Cognitive Ageing and Impairment Neurosciences Lab, University of South Australia, Adelaide, South Australia, Australia.
School of Medicine, University of Adelaide, Adelaide, South Australia, Australia; Vascular Research Centre, Heart Health Theme, South Australian Health and Medical Research Institute, SAHMRI, Adelaide, South Australia, Australia.

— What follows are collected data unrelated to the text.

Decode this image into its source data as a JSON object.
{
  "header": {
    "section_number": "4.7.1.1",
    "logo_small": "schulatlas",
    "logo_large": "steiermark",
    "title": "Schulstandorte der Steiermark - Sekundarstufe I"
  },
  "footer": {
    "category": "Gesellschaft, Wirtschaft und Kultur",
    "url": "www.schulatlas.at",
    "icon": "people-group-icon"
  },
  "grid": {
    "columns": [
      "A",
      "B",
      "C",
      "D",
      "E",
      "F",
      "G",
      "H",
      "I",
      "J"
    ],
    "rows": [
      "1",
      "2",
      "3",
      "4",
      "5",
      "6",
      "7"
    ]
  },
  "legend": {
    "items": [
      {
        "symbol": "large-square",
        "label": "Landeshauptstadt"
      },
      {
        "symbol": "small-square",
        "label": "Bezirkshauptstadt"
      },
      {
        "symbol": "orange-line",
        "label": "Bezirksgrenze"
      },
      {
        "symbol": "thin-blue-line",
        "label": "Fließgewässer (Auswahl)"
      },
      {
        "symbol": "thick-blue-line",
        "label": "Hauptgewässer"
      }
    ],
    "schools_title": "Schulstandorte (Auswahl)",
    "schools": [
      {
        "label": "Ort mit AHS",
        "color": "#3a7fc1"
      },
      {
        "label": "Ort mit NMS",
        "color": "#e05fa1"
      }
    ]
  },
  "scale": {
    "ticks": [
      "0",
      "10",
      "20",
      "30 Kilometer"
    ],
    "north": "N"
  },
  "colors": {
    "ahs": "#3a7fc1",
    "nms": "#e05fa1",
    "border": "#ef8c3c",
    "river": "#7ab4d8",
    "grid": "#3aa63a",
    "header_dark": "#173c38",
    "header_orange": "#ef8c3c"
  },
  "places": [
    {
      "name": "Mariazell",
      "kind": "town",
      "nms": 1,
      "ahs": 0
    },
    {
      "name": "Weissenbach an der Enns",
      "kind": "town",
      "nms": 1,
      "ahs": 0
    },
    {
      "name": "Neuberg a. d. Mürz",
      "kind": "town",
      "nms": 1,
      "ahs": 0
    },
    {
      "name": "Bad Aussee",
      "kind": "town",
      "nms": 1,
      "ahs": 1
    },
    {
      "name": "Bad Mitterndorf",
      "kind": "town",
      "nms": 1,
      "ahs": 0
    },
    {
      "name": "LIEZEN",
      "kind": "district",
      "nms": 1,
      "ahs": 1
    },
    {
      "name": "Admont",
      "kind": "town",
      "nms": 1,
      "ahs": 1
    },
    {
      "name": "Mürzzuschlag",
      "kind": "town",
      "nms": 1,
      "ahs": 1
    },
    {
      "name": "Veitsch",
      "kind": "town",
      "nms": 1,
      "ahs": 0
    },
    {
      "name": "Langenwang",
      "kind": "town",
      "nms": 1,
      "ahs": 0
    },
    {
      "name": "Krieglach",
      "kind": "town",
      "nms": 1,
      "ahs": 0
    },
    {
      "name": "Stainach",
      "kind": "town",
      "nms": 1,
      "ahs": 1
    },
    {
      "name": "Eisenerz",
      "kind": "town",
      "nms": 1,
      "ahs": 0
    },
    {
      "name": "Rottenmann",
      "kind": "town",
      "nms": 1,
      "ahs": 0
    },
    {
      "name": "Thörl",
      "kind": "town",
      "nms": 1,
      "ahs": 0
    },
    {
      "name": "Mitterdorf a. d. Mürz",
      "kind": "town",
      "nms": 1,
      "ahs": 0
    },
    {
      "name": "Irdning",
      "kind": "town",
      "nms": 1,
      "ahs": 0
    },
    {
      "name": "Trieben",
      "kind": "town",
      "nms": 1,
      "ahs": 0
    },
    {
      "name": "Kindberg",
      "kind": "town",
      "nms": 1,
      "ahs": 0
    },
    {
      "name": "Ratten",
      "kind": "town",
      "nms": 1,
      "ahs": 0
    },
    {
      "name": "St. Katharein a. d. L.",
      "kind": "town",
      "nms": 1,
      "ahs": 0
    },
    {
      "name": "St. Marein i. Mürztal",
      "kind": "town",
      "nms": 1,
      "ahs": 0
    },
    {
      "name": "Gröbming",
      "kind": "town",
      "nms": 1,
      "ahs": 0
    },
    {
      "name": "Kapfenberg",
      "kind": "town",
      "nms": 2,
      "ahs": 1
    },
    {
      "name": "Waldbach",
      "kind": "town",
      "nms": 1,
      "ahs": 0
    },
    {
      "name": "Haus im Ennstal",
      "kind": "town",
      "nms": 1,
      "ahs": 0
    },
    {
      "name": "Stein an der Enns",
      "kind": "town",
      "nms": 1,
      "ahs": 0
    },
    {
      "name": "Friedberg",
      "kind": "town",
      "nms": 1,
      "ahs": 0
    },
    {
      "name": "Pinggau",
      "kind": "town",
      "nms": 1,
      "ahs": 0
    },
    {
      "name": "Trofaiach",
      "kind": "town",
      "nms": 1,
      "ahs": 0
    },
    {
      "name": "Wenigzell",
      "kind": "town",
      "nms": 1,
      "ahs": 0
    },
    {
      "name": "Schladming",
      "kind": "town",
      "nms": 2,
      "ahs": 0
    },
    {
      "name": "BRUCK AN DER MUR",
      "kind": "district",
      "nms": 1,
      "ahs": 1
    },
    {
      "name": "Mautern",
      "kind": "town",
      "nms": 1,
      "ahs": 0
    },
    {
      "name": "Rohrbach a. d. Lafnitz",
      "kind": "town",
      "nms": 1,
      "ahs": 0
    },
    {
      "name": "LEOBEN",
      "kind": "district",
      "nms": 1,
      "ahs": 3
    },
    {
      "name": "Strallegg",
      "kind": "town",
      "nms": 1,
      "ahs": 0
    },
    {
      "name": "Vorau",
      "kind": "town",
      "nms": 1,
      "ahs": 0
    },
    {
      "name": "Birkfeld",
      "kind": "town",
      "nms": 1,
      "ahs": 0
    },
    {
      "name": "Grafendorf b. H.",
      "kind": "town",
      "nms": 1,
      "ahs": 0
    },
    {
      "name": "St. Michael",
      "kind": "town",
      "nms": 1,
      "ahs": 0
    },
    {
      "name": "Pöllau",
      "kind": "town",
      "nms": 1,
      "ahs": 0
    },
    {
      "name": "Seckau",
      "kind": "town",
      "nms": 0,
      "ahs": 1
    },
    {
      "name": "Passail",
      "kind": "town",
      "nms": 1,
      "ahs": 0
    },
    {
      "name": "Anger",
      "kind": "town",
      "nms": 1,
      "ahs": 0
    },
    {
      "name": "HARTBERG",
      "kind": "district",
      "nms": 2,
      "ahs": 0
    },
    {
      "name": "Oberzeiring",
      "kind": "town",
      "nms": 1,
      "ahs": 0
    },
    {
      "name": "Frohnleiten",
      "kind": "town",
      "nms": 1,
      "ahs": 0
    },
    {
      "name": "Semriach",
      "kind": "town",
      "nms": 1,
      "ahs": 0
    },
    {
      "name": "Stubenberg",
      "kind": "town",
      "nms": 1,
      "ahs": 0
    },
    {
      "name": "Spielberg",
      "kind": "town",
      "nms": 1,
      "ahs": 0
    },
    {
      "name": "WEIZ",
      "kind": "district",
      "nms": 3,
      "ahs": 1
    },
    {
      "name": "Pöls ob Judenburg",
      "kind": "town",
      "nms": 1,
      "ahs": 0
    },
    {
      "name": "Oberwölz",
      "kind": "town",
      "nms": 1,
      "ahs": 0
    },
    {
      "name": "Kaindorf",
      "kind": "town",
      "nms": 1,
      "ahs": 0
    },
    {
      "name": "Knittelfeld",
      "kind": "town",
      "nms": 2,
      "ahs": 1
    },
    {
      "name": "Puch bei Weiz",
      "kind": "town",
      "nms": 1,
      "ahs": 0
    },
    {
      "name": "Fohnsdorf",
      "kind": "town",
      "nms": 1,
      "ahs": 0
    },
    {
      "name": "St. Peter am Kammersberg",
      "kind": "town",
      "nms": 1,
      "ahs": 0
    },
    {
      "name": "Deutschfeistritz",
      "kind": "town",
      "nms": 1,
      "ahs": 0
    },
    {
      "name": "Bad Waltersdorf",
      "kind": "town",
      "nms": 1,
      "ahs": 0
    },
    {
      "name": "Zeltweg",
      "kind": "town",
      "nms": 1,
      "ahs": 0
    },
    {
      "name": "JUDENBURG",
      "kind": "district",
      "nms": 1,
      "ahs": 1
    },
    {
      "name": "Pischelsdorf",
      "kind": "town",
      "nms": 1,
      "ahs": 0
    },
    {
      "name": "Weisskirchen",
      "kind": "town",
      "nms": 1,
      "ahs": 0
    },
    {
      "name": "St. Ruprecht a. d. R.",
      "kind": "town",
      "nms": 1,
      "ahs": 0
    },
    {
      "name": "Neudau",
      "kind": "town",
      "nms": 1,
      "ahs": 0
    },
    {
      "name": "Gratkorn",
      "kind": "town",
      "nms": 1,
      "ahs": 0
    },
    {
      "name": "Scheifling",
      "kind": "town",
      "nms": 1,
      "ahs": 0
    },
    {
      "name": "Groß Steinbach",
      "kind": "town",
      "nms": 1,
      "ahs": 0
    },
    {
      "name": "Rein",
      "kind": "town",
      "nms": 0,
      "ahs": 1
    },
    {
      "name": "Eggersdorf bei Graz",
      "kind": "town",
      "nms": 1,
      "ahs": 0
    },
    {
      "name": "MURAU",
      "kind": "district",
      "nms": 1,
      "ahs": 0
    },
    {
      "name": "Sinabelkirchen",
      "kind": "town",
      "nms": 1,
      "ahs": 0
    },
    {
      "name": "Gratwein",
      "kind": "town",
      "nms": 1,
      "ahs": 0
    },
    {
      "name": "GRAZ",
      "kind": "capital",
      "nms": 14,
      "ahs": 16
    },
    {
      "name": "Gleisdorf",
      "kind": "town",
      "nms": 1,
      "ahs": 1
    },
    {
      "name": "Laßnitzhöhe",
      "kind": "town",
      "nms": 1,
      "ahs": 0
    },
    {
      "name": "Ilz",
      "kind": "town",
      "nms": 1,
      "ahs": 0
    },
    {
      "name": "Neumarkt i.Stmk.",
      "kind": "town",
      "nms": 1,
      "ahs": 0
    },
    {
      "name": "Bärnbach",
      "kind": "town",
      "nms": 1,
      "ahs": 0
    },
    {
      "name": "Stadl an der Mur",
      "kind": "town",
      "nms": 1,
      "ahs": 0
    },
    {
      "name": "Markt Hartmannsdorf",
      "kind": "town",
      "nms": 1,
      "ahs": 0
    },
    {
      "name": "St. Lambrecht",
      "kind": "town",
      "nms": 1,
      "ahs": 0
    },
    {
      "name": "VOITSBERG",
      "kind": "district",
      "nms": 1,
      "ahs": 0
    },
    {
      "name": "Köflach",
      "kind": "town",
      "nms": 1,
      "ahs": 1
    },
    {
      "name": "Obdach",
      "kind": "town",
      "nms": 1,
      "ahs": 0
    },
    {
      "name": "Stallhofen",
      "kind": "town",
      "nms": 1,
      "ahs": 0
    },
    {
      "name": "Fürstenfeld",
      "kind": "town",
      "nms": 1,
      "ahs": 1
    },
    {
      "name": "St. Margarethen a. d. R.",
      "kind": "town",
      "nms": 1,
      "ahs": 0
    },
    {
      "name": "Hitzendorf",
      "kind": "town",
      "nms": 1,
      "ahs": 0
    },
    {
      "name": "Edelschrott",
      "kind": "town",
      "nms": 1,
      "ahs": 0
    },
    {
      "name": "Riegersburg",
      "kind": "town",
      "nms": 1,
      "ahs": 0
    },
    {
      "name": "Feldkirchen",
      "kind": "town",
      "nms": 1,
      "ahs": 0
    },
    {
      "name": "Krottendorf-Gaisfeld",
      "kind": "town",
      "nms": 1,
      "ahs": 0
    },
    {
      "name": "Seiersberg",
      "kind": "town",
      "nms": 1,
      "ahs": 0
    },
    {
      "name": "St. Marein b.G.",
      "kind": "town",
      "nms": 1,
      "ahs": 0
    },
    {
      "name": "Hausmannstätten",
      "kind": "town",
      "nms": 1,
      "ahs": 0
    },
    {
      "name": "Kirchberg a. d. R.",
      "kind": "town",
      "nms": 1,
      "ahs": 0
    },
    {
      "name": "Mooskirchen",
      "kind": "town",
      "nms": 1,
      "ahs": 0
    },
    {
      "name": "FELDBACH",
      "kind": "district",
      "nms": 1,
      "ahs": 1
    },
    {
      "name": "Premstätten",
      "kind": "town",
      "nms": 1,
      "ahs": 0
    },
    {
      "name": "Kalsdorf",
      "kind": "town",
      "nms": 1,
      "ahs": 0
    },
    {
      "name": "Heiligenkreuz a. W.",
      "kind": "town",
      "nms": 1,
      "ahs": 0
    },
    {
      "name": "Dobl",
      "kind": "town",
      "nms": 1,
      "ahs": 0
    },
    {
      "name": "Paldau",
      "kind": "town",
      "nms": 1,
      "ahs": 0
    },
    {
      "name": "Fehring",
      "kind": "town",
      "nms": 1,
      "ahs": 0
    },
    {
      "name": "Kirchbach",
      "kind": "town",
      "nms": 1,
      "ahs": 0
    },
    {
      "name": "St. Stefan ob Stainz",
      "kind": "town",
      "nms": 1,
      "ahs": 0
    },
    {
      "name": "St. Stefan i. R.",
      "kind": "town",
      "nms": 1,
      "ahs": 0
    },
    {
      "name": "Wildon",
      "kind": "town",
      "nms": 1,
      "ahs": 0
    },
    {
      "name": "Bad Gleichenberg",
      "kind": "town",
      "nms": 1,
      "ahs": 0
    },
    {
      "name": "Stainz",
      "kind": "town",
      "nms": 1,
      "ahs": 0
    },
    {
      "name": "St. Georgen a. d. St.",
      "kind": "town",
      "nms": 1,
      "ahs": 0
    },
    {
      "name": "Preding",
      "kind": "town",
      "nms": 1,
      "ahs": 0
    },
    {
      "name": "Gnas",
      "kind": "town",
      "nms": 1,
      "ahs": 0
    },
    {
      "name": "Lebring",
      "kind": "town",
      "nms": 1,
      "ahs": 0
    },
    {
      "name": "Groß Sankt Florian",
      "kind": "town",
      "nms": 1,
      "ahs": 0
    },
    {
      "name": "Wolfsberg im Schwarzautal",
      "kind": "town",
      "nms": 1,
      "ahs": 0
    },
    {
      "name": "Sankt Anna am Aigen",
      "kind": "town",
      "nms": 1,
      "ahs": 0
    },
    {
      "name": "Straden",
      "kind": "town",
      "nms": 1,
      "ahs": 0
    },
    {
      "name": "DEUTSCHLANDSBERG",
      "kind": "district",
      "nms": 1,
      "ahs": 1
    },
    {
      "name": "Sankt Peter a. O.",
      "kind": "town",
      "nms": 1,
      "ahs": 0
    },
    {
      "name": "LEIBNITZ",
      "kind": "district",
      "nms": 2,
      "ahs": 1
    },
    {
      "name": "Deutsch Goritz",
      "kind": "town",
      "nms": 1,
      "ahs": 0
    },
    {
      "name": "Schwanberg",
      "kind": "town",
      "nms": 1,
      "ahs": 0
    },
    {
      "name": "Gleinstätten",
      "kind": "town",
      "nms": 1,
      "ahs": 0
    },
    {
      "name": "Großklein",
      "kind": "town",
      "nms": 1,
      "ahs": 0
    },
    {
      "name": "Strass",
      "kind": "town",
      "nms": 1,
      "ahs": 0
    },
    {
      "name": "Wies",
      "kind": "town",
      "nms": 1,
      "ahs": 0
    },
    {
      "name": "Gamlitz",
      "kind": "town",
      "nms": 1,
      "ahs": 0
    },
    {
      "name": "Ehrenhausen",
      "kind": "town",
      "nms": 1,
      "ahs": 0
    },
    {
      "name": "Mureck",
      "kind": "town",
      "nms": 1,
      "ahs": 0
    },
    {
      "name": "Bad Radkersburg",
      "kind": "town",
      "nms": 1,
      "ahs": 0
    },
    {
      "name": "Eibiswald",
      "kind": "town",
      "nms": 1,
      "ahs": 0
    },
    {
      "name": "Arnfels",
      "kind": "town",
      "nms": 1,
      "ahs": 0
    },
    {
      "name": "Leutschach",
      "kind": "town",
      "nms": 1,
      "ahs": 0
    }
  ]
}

Am J Cardiol. 2018 Dec 1;122(11):1917-1923. doi: 10.1016/j.amjcard.2018.08.037. Epub 2018 Sep 8.
Delirium is a severe and common complication following transcatheter aortic valve implantation (TAVI). We sought to identify the prevalence and risk factors associated with the development of postprocedural delirium in patients aged over 60 years who underwent elective TAVI for aortic stenosis. Overall, 1,051 articles were searched, from which 9 studies were included. The prevalence of delirium following TAVI was higher in studies that assessed delirium for a minimum of 3 consecutive days (24.9%) compared with the studies that did not (2%). There were large effect sizes (d > 0.8) for 3 risk factors: acute kidney injury (odds ratio [OR] 5, p < 0.001), transapical approach (OR 4, p < 0.001) and carotid artery disease (OR 4, p < 0.001), whilst small effect sizes were found for a history of atrial fibrillation, prior stroke/transient ischemic attack, peripheral artery disease, hypertension, and prior cognitive impairment. In conclusion, 23% of patients 60 years and over who underwent TAVI experience delirium, a preventative cause of cognitive impairment and dementia. Recognition of risk factors for delirium after TAVI, such as a history of carotid artery disease, development of acute kidney injury, or use of a transapical approach, provides an opportunity to implement proven delirium preventative measures.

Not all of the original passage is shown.